Documenting Babel – languages in information science

Tower of Babel - Pieter BreugelMusing on the continuing place of language issues in both research and practice in the information sciences, following my participation in the Zagreb InFuture meeting, I wrote an editorial on the topic for the Journal of Documentation. This post is an amended version.

Languages, in one guise or another, have been a constant feature of the landscape of the information sciences for many years.

There are, for example, the various artificial ‘languages’ – more usually thought of as notations, nomenclatures or ontologies – which have been devised to describe such things as chemical structures and reactions, medical diagnoses and treatments, and the burgeoning data-rich fields of modern biology. There is the presence of linguistics as a subject of seemingly perpetual potential relevance to the information sciences. As Sparck Jones and Kay (1973, p. 1) put it in their seminal textbook: “linguistics and information science are natural bedfellows … but there has been relatively little contact between the two fields”: the situation has not changed much in the intervening decades. There is the now ubiquitous searching of ‘full text’ databases, requiring a greater or lesser amount of ‘intelligent’ processing of the natural languages in which the content of such databases are couched.

But primarily, there is the continued need for handling communication of information in all of the world’s languages. Neither the earnest advocacy of ‘universal’ or ‘auxiliary’ languages, from Leibnitz’ logic-based characteristica universalis to Esperanto, nor the long-anticipated advent of English as a de facto global language (Crystal 2003), has reduced the demand for support for national and local languages, as the provision for 23 official languages in the European Union testifies.

This naturally has consequences for research and practice in the information sciences. A facility with languages other than one’s own has always been one of the requirements of the practising librarian and information officer, even in the traditionally language-averse United Kingdom. Sadly, the requirement for some facility with two languages other than English, a requirement when I studied information science at Masters level, has long gone from the UK, though an equivalent requirement is still largely present in Continental Europe. This manifested itself in a variety of detailed language tools for the information professions, Allen’s 1975 Manual of European Languages for Librarians, being a typical example.

In research terms, language issues have stimulated work on a variety of topics. An early example was the study of the value of ‘cover-to-cover’ translations of scientific journals, particularly from the Russian language following the shock to the Western scientific complacency caused by the Sputnik satellite of 1957 (Tybulewicz 1970). Other long-standing concerns, in the English-speaking world at least, were focused on the ‘language barrier’, the belief that valuable information, particularly in scientific, technical and medical subjects, was being missed because it was not published in the English language (see, for instance, Hutchins, Pargeter and Saunders 1971, Chan 1977, Thorpe, Schur, Bawden and Joice 1988). More recently, attention has been focused on such topics as the information practices of translators, natural language processing and cross-language information retrieval; Some examples of recent Journal of Documentation articles reporting such research, as an indication of its variety, are shown below.

These thoughts were stimulated by my attending the INFuture conference in Zagreb, Croatia, in November. A substantial proportion of this conference, which dealt with the future of information science, was devoted to language technologies – including machine-aided translation and natural language processing – and to languages issues in general. The topics covered included the European Union’s CLARIN (Common Language Resources and Technology Infrastructure) project, which aims to compile a series of digital archives with data sources for language-based materials (text and speech corpuses, dictionaries, etc.) together with language and speech technology tools. Particularly aimed at academic users in the arts and social sciences, CLARIN adopts the philosophy that all languages – irrespective of the number of speakers or of their commercial importance – are of equal importance.

It seems clear that the predictions, or fears, of the adoption of artificial languages, and of the ubiquitous adoption of any single one, are very far from fulfilment.

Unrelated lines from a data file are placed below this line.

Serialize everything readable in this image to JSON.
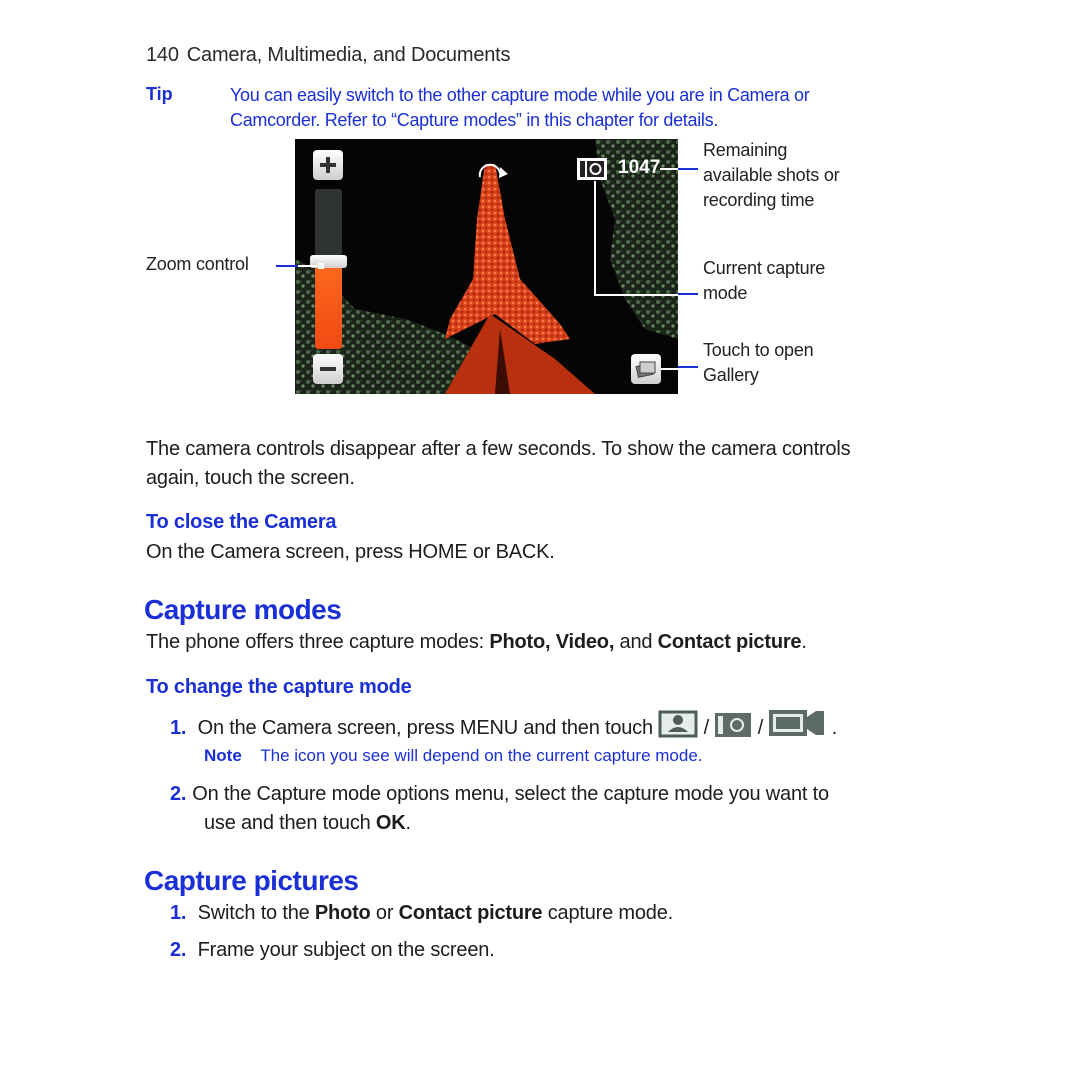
{
  "header": {
    "page_number": "140",
    "chapter_title": "Camera, Multimedia, and Documents"
  },
  "tip": {
    "label": "Tip",
    "line1": "You can easily switch to the other capture mode while you are in Camera or",
    "line2": "Camcorder. Refer to “Capture modes” in this chapter for details."
  },
  "figure": {
    "zoom_plus_icon": "plus-icon",
    "zoom_minus_icon": "minus-icon",
    "zoom_level": 0.55,
    "remaining_shots": "1047",
    "capture_mode_icon": "camera-icon",
    "gallery_icon": "gallery-icon",
    "callouts": {
      "zoom_control": "Zoom control",
      "remaining_line1": "Remaining",
      "remaining_line2": "available shots or",
      "remaining_line3": "recording time",
      "capture_line1": "Current capture",
      "capture_line2": "mode",
      "gallery_line1": "Touch to open",
      "gallery_line2": "Gallery"
    },
    "colors": {
      "zoom_fill": "#f04a14",
      "callout_line": "#1a2fd6"
    }
  },
  "intro": {
    "line1": "The camera controls disappear after a few seconds. To show the camera controls",
    "line2": "again, touch the screen."
  },
  "close_camera": {
    "heading": "To close the Camera",
    "text": "On the Camera screen, press HOME or BACK."
  },
  "capture_modes": {
    "heading": "Capture modes",
    "text_before": "The phone offers three capture modes: ",
    "mode1": "Photo, Video,",
    "text_and": " and ",
    "mode3": "Contact picture",
    "text_after": ".",
    "subheading": "To change the capture mode",
    "steps": [
      {
        "num": "1.",
        "text": "On the Camera screen, press MENU and then touch",
        "sep": "/",
        "end": "."
      },
      {
        "num": "2.",
        "line1": "On the Capture mode options menu, select the capture mode you want to",
        "line2_before": "use and then touch ",
        "line2_bold": "OK",
        "line2_after": "."
      }
    ],
    "icons": [
      "contact-picture-icon",
      "photo-camera-icon",
      "video-camera-icon"
    ],
    "note": {
      "label": "Note",
      "text": "The icon you see will depend on the current capture mode."
    }
  },
  "capture_pictures": {
    "heading": "Capture pictures",
    "steps": [
      {
        "num": "1.",
        "before": "Switch to the ",
        "bold1": "Photo",
        "mid": " or ",
        "bold2": "Contact picture",
        "after": " capture mode."
      },
      {
        "num": "2.",
        "text": "Frame your subject on the screen."
      }
    ]
  }
}
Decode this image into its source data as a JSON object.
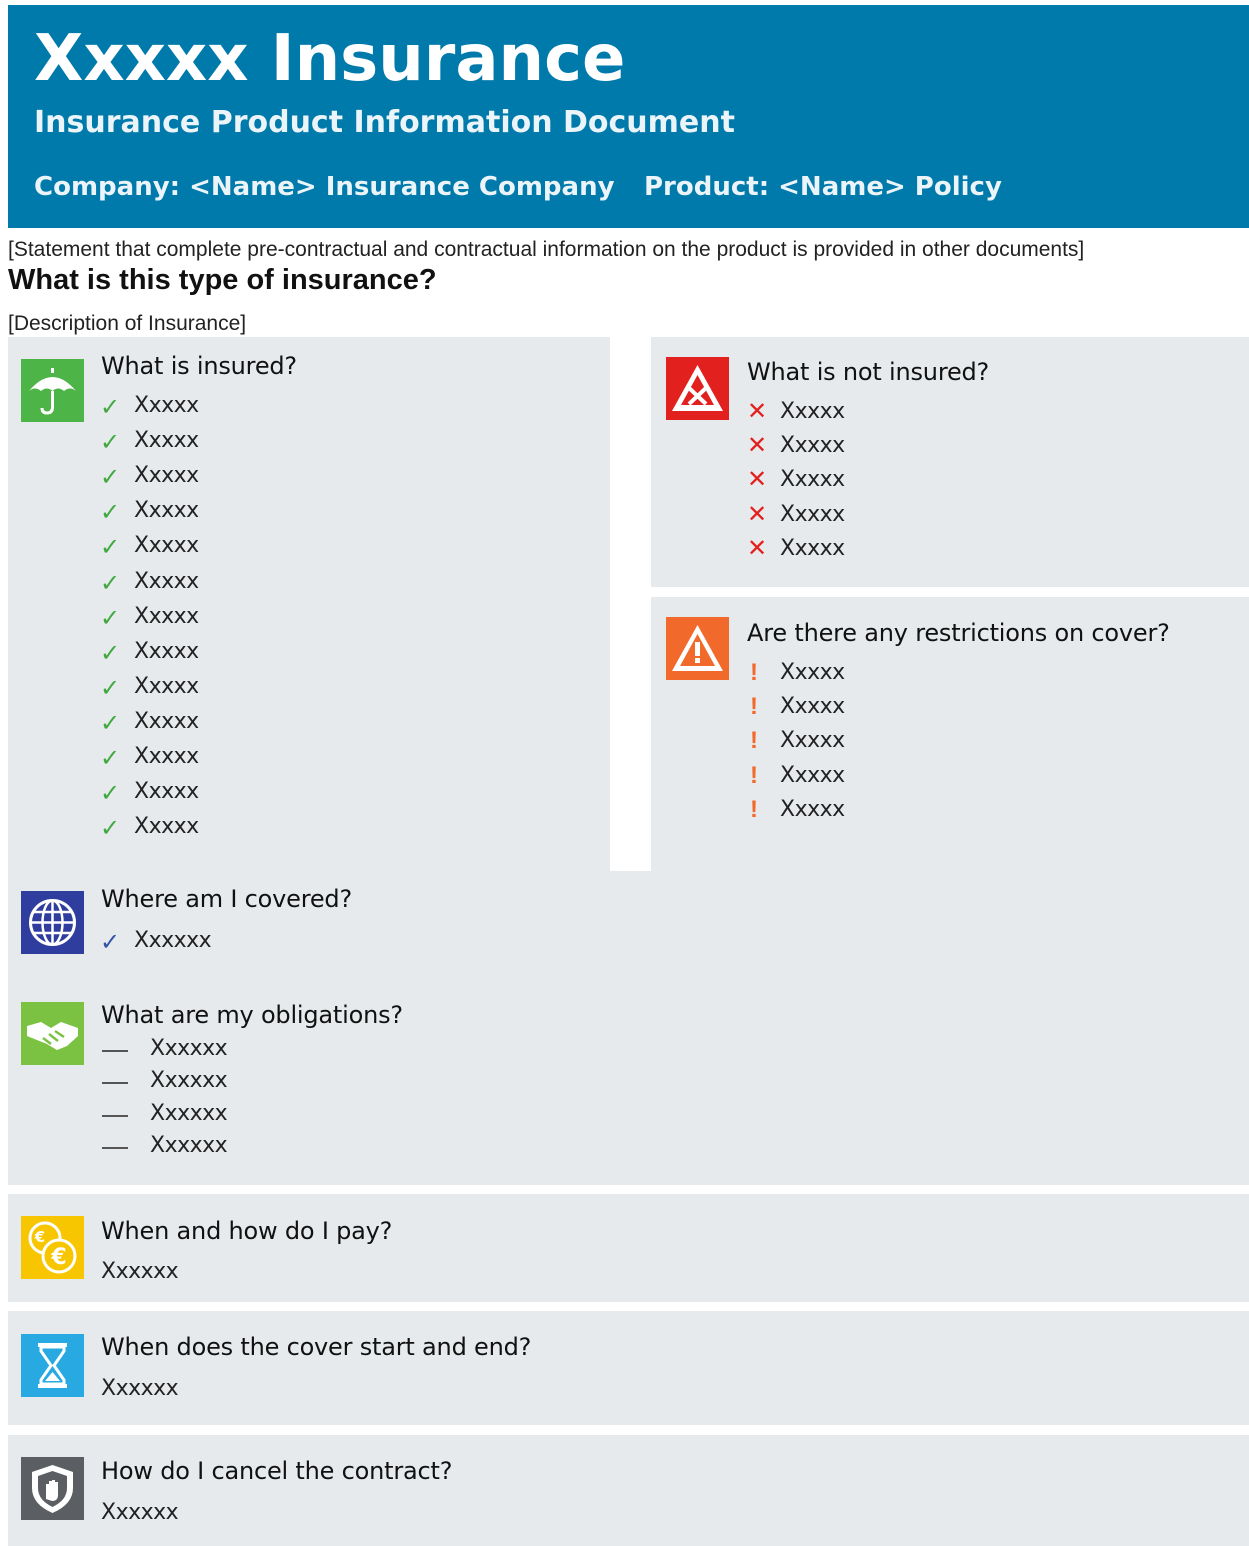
{
  "header": {
    "title": "Xxxxx Insurance",
    "subtitle": "Insurance Product Information Document",
    "company": "Company: <Name> Insurance Company",
    "product": "Product: <Name> Policy",
    "bg_color": "#0079ab"
  },
  "statement": "[Statement that complete pre-contractual and contractual information on the product is provided in other documents]",
  "type_question": "What is this type of insurance?",
  "description": "[Description of Insurance]",
  "insured": {
    "title": "What is insured?",
    "icon": "umbrella-icon",
    "icon_color": "#4db448",
    "items": [
      "Xxxxx",
      "Xxxxx",
      "Xxxxx",
      "Xxxxx",
      "Xxxxx",
      "Xxxxx",
      "Xxxxx",
      "Xxxxx",
      "Xxxxx",
      "Xxxxx",
      "Xxxxx",
      "Xxxxx",
      "Xxxxx"
    ]
  },
  "not_insured": {
    "title": "What is not insured?",
    "icon": "warning-cross-icon",
    "icon_color": "#e2201d",
    "items": [
      "Xxxxx",
      "Xxxxx",
      "Xxxxx",
      "Xxxxx",
      "Xxxxx"
    ]
  },
  "restrictions": {
    "title": "Are there any restrictions on cover?",
    "icon": "warning-exclamation-icon",
    "icon_color": "#f26a2b",
    "items": [
      "Xxxxx",
      "Xxxxx",
      "Xxxxx",
      "Xxxxx",
      "Xxxxx"
    ]
  },
  "covered": {
    "title": "Where am I covered?",
    "icon": "globe-icon",
    "icon_color": "#2f3e9e",
    "items": [
      "Xxxxxx"
    ]
  },
  "obligations": {
    "title": "What are my obligations?",
    "icon": "handshake-icon",
    "icon_color": "#7cc242",
    "items": [
      "Xxxxxx",
      "Xxxxxx",
      "Xxxxxx",
      "Xxxxxx"
    ]
  },
  "payment": {
    "title": "When and how do I pay?",
    "icon": "euro-coins-icon",
    "icon_color": "#f7c600",
    "text": "Xxxxxx"
  },
  "cover_period": {
    "title": "When does the cover start and end?",
    "icon": "hourglass-icon",
    "icon_color": "#29a9e1",
    "text": "Xxxxxx"
  },
  "cancel": {
    "title": "How do I cancel the contract?",
    "icon": "shield-hand-icon",
    "icon_color": "#5b5f63",
    "text": "Xxxxxx"
  }
}
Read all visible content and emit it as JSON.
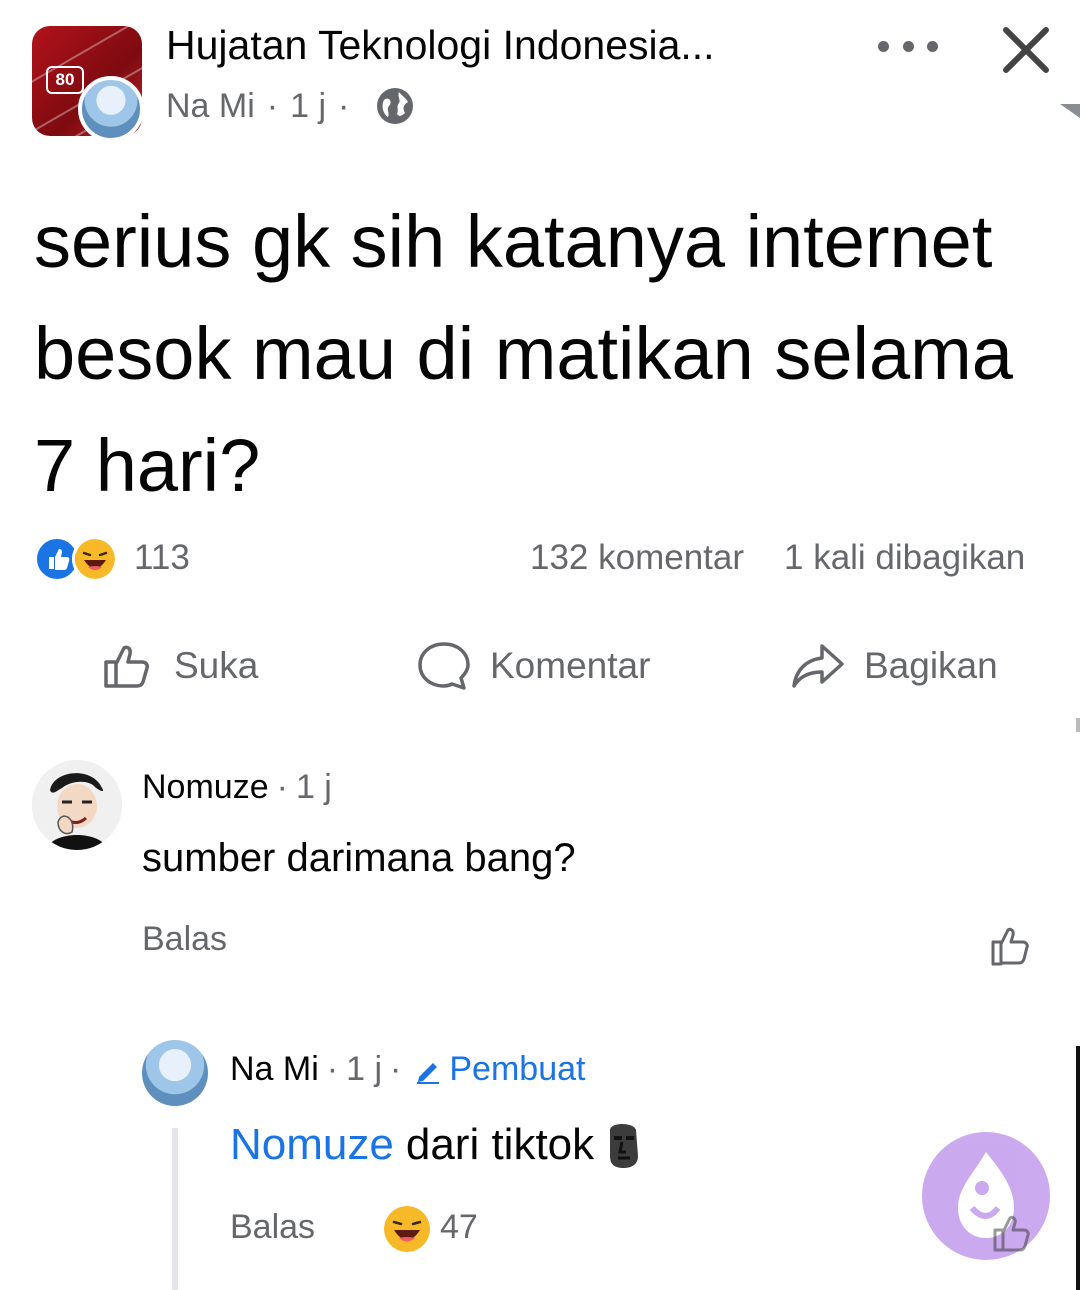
{
  "post": {
    "group_name": "Hujatan Teknologi Indonesia...",
    "group_avatar_badge": "80",
    "author": "Na Mi",
    "time": "1 j",
    "separator": "·",
    "privacy_icon": "globe-icon",
    "text": "serius gk sih katanya internet besok mau di matikan selama 7 hari?"
  },
  "stats": {
    "reaction_icons": [
      "like-reaction-icon",
      "haha-reaction-icon"
    ],
    "reaction_count": "113",
    "comment_count": "132 komentar",
    "share_count": "1 kali dibagikan"
  },
  "actions": {
    "like": "Suka",
    "comment": "Komentar",
    "share": "Bagikan"
  },
  "comments": [
    {
      "author": "Nomuze",
      "time": "1 j",
      "text": "sumber darimana bang?",
      "reply_label": "Balas"
    },
    {
      "author": "Na Mi",
      "time": "1 j",
      "badge": "Pembuat",
      "mention": "Nomuze",
      "text": "dari tiktok",
      "reply_label": "Balas",
      "reaction_icon": "haha-reaction-icon",
      "reaction_count": "47"
    }
  ],
  "colors": {
    "accent": "#1b74e4",
    "secondary_text": "#65676b",
    "group_avatar": "#b3121b",
    "fab": "#c9a5ee"
  }
}
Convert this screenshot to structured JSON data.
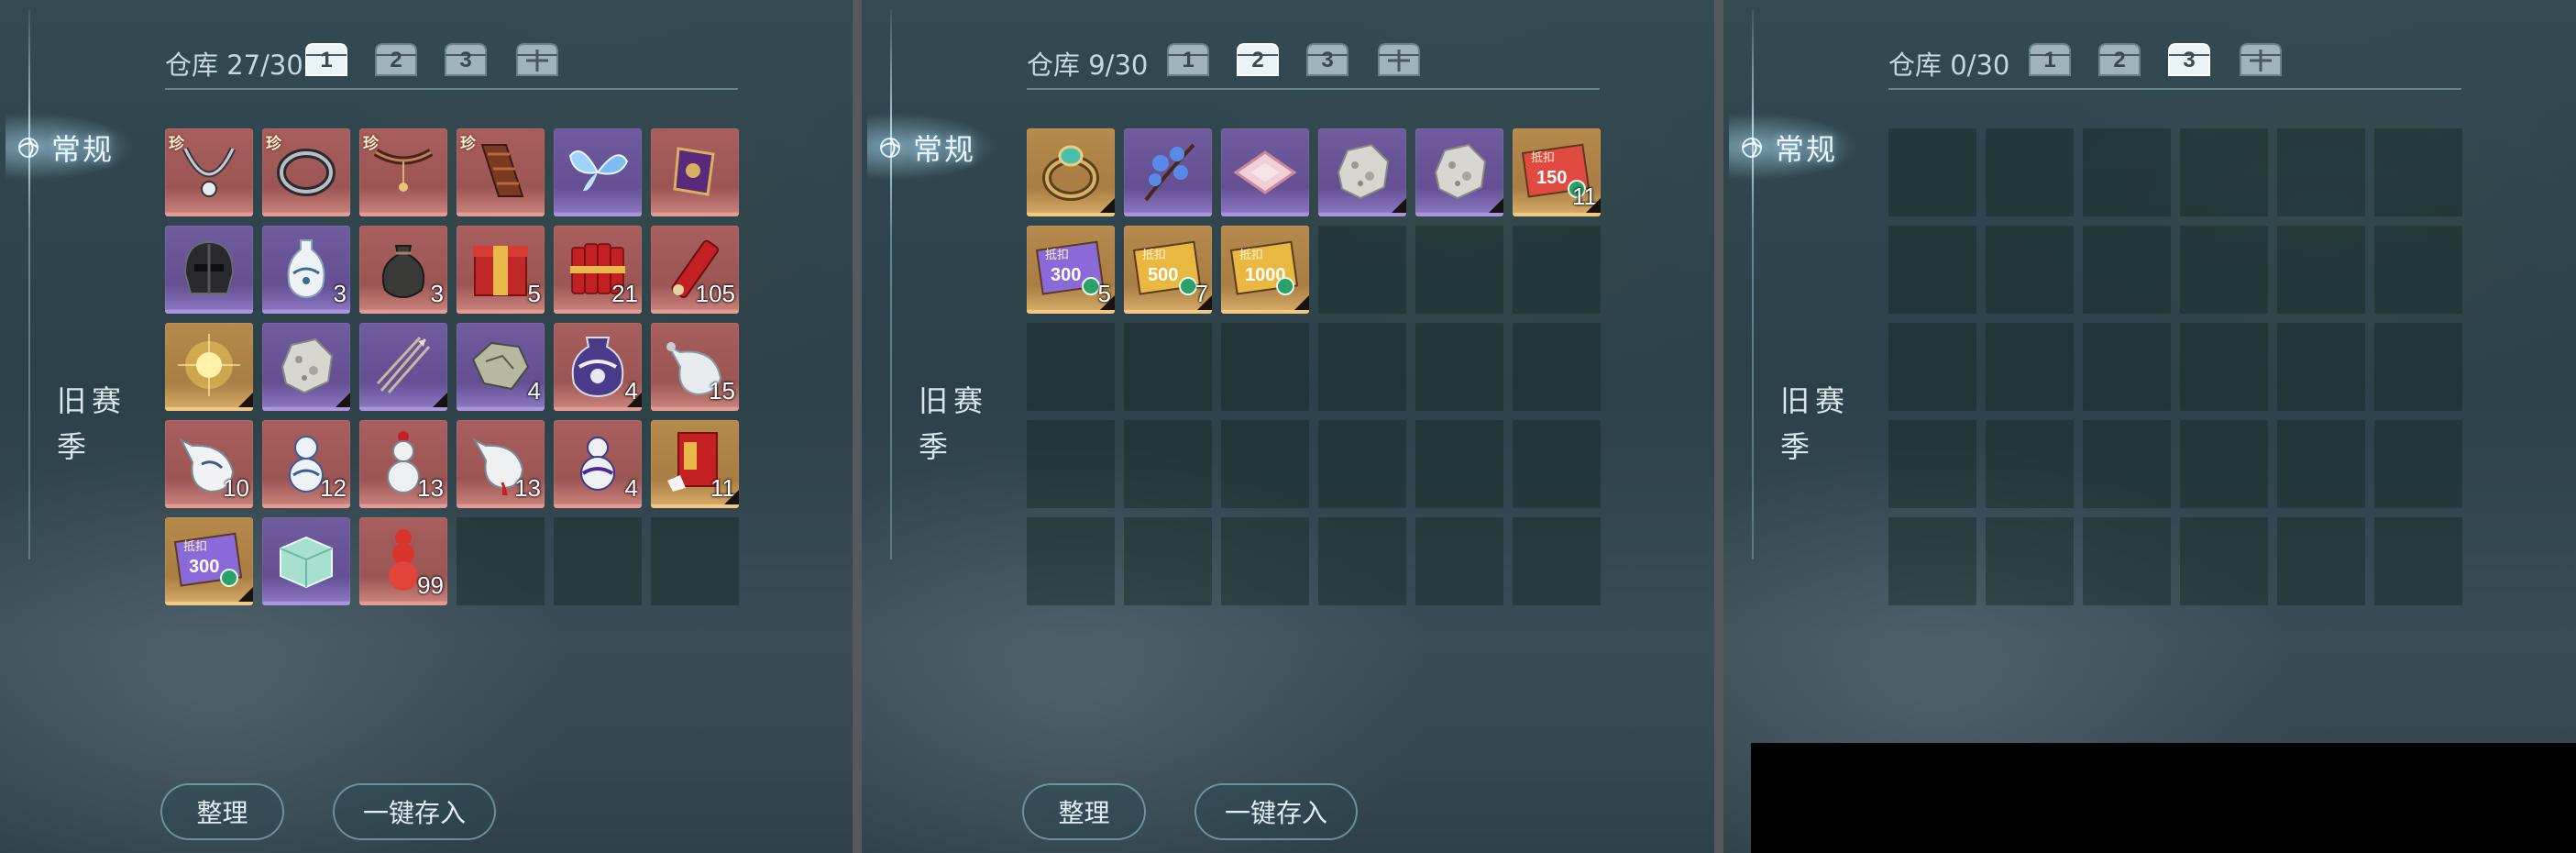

We may expect that these issues will be an important feature of the information research agenda for the foreseeable future.


3 thoughts on “Documenting Babel – languages in information science

  1. CLARIN’s philosophy that all languages – irrespective of the number of speakers or of their commercial importance – are of equal importance is the right one.

    I’ve long been a user and advocate of Esperanto, but I do see the importance of all languages as well as the importance of the information scientist role in making accessible what is produced in them.

    Long may the world’s rich linguistic heritage endure. The aim of Esperanto was and is only to act as an auxiliary language and not to displace other tongues.

  2. I agree with the comment of Sparck Jones and Kay that “linguistics and information science are natural bedfellows … but there has been relatively little contact between the two fields”. The same is as true today as it was then.

    The choice of a common language is dependent not primarily on the needs of the information community, but, sadly, on power politics. The outcome of the language war will depend, more than anything, on the outcome of the current wars of domination in the Middle East.

    Serious research is needed into the dynamics of language politics and its link with political propaganda. My own research suggests that an important part of language wars is the undermining of the opposition, just as in any other form of conflict. Very little seems to be published on this.